College students who turn more or less consciously and hopefully to philosophy for enlightenment are, at bottom, in search of a satisfying life. They may have a pretty clear idea of what this includes. “It means,” said a football man whom I asked what he meant by a satisfying life, “employment, a fair income, the prospect of a family, and the chance to do something for people on a larger scale than just yourself or your family.” But they feel profoundly insecure as they contemplate the conditions under which this satisfying life must be sought. This feeling of insecurity is due not only to the threat of portentous on-going affairs, but to their own lack of a positive philosophy of life with which to face the world.

This statement doesn’t come from the present or the recent past; it comes from 1939, from a curious little American text by one M. C. Otto called “College Students and Philosophy.” Otto’s main aim is to excoriate his fellow philosophy professors for their anti-instrumentalist view of their discipline, that is, for their rejection of their students’ desires for a philosophy that would be useful in the world.

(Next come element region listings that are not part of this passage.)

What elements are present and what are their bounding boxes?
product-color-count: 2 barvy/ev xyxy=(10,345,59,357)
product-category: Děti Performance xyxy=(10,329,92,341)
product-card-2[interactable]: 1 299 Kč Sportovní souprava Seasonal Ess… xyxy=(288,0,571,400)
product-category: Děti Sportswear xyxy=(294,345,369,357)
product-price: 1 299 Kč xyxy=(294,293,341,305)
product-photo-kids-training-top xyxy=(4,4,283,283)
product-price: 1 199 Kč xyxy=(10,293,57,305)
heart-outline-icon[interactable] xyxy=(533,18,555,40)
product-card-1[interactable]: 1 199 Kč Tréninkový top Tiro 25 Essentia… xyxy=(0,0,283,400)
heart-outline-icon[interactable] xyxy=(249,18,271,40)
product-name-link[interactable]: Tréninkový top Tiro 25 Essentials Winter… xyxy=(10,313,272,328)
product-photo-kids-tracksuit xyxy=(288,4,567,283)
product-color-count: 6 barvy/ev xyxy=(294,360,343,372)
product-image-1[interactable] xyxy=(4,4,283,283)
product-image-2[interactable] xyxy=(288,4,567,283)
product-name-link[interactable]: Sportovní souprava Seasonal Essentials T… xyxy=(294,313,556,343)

For a short text, it has quite a long attack on philosophy professors’ urges to retreat into the sanctity of pure concepts and “esoteric wisdom.”

But what I think is fascinating here is mainly the early emphasis on precarity or insecurity (as they apparently called it then). Otto reminds us that insecurity is scarcely a uniquely contemporary phenomena, in spite of what one may be tempted to imagine in light of the pervasive sense (in France and the U.S.) that ordinary life is newly troubled. And Otto points out that precarity is not only a matter of economic and material problems but also of available intellectual resources, of “a positive philosophy of life with which to face the world.” Of course, Otto probably underestimates the effect of “portentous on-going affairs” on collective consciousness. I’m no expert on the U.S. in 1939, but I imagine it wasn’t the most cheerful geopolitical moment. (I’m suddenly wishing my grandparents were still alive so I could ask them about this.) But Otto, even if he may push the point out of perspective, does have the great merit of suggesting that disciplinary education may play an important role in forming consciousness and hence in shaping students’ cognitive relationships to the world.

Now Otto seems to have some very un-contemporary notions about forming consciousness, about educating the whole person, about being educated as a general state of being that helps one live through a fluctuating and incomprehensible circumstances. Today education is often considered a matter of isolable and measurable competences, of transferable skills, of favorable position in social networks, of positive career outcomes. Interestingly, even many of the most anti-establishment professors tend to accept this framework insofar as they often fall back on trying to teach skills like “critical thinking.” Or should I say: on trying to teach critical thinking as if it were an isolable skill.